Clark Hoyt has been a reporter, editor, Washington bureau chief, corporate news executive and news ombudsman during a journalism career that started half a century ago at The Ledger in Lakeland, Florida. His first assignment was to cover a Ku Klux Klan turkey shoot.
The majority of his career – 38 years – was at Knight Ridder, the nation’s second-largest newspaper company until its acquisition by McClatchy in 2006. He began at Knight Ridder at the Detroit Free Press as a general assignment reporter and then politics writer. In 1970, he became Washington correspondent for The Miami Herald and was later a national correspondent for Knight Ridder and news editor of the Washington bureau. He became business editor of the Free Press in 1978 and was managing editor of the Wichita (KS) Eagle-Beacon from 1981-85. He returned to Washington, where he was again news editor of the bureau and then bureau chief from 1987 to 1993. From 1993-99, he was Knight Ridder’s vice president/news, the company’s chief news officer. From ’99 until the sale to McClatchy, he was Washington editor, with responsibility for the Washington bureau and the editorial operations of Knight Ridder/Tribune Information Services, a supplemental news service sold to media outlets around the world. It was during this period that Knight Ridder, almost alone among major news organizations, produced coverage calling into question the stated basis for the U.S. invasion of Iraq in 2003.
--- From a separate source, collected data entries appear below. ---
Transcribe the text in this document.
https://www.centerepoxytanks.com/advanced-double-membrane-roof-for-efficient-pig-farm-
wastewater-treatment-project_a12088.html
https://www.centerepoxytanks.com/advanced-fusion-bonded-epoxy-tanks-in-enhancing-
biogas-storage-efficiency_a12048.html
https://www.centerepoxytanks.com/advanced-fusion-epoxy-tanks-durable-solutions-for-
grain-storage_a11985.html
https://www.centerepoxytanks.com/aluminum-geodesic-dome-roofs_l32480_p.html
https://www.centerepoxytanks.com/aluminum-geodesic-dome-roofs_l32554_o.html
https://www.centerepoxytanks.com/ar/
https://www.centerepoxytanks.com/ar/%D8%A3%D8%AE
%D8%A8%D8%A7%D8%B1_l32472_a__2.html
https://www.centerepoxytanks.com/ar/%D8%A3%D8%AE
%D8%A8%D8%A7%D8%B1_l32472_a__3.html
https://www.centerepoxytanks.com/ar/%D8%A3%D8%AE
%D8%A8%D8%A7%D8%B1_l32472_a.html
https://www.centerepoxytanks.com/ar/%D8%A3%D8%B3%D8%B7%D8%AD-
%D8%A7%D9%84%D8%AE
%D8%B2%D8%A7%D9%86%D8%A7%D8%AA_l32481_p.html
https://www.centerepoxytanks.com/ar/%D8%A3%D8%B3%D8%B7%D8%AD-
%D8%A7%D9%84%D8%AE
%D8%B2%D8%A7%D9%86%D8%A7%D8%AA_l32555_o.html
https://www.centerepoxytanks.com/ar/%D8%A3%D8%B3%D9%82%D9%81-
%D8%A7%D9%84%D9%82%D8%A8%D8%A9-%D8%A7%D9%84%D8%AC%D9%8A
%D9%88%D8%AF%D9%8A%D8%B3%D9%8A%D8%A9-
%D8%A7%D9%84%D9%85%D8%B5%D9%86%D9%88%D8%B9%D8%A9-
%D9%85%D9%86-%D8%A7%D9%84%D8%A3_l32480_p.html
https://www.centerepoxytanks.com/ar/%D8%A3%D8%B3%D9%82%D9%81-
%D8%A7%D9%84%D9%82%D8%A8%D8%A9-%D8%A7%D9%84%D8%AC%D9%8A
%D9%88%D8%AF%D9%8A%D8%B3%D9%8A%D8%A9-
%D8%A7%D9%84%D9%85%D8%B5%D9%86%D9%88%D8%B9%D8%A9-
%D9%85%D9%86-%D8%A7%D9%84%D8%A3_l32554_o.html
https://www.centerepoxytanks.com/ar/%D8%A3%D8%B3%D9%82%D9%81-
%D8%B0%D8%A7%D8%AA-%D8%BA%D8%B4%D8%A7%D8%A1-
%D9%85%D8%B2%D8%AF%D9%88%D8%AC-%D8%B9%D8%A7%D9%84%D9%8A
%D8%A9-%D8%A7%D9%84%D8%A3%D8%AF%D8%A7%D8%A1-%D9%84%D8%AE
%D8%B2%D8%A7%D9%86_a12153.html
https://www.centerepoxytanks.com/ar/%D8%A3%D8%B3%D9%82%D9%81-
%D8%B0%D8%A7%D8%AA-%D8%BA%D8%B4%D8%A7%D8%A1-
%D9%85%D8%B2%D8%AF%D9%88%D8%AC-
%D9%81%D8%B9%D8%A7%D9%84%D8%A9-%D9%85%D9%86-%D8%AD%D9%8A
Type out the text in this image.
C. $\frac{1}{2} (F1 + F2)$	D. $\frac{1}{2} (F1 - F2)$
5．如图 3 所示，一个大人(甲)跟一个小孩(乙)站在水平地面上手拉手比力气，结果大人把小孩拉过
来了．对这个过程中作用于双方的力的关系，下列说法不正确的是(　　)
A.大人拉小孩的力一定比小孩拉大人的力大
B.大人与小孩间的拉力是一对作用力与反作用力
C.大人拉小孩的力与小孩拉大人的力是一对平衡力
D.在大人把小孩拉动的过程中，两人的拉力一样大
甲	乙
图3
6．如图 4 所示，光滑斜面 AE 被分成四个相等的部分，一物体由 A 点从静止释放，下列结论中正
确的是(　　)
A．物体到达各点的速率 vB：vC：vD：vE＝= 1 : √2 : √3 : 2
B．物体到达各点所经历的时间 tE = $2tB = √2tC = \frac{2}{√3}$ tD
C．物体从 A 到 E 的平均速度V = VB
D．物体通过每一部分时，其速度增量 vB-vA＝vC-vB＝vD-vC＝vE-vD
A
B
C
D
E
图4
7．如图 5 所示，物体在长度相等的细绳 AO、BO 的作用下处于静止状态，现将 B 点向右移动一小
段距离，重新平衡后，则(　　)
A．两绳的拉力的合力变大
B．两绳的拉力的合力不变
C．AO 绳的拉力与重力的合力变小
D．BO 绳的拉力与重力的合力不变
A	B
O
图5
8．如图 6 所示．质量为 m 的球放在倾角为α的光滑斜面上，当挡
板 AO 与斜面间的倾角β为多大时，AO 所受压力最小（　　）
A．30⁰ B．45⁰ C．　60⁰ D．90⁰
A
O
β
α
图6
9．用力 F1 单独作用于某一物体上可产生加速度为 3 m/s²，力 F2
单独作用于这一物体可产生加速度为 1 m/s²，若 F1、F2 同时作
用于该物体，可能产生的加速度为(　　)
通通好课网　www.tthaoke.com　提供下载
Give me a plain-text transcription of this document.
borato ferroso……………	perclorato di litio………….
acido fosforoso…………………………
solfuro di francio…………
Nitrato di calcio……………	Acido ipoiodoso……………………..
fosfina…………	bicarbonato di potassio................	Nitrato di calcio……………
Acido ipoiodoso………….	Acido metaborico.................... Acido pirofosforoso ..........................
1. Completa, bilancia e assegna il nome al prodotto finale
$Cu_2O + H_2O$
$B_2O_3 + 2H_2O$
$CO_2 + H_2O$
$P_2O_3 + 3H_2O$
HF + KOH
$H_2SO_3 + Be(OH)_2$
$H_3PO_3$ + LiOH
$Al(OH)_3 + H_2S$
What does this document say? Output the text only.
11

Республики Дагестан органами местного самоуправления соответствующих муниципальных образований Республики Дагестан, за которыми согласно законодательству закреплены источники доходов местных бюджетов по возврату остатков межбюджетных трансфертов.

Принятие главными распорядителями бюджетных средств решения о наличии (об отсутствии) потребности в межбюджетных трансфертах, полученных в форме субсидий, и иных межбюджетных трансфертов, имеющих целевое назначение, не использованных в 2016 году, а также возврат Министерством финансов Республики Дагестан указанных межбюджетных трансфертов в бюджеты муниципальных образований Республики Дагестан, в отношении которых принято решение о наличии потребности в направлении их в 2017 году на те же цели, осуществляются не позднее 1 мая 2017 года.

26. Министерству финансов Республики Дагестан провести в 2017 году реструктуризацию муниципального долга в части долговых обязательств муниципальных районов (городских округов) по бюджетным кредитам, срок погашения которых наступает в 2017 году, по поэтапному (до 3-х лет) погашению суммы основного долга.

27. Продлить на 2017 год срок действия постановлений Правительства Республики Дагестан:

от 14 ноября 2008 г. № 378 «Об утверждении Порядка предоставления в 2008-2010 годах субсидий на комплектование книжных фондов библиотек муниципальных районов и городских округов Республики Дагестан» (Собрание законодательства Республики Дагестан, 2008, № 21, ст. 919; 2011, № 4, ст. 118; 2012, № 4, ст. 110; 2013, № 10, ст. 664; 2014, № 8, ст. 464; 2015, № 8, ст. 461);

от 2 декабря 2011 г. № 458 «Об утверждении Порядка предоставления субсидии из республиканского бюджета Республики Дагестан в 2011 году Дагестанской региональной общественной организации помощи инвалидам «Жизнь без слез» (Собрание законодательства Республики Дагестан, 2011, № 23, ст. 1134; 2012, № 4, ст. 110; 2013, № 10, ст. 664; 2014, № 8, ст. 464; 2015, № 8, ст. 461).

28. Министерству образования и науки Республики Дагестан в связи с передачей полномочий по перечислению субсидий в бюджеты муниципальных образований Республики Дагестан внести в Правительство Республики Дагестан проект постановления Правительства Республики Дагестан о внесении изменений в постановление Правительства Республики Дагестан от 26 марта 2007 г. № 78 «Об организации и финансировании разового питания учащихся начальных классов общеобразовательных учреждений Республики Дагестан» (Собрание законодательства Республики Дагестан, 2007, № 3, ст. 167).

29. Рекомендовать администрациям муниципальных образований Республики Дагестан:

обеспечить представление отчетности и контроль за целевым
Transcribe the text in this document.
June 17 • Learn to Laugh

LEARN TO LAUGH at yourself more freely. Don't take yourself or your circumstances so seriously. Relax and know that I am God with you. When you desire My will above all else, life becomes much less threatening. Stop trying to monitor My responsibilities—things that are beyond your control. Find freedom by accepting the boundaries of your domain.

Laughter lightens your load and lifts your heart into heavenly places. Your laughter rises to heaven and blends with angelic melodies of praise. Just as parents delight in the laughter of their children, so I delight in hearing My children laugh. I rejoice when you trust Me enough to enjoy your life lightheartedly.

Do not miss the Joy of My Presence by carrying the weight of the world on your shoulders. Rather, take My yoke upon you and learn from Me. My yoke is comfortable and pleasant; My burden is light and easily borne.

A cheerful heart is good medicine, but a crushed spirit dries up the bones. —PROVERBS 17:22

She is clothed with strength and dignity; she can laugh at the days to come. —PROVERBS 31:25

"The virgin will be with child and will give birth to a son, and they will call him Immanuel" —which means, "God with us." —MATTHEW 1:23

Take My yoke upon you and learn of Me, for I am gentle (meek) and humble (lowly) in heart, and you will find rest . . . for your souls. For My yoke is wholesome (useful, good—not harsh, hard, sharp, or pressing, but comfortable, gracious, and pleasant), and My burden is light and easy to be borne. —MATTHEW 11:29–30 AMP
In 1973, Hoyt shared the Pulitzer Prize for national reporting with Robert S. Boyd for their coverage of Democratic vice presidential nominee Thomas Eagleton’s history of treatment for severe depression. In 2004, Hoyt received the John S. Knight Gold Medal, Knight Ridder’s highest employee award. He is a member of the Gridiron Club, a past director of the foundation of the American Society of Newspaper Editors and a former chairman of the National Press Foundation.
After leaving Knight Ridder, Hoyt was public editor, or ombudsman, for The New York Times from 2007 to 2010, writing a weekly column dealing with issues readers raised about the paper’s coverage. In 2010, he joined Bloomberg News, where he was an editor at large in Washington and later senior adviser to the CEO and independent senior editor, or ombudsman.
Hoyt, a graduate of Columbia College, retired from Bloomberg in 2015. He lives in Great Falls, Virginia, with his wife, Linda Kauss, who recently retired as a deputy managing editor of USA Today, after 32 years at the paper.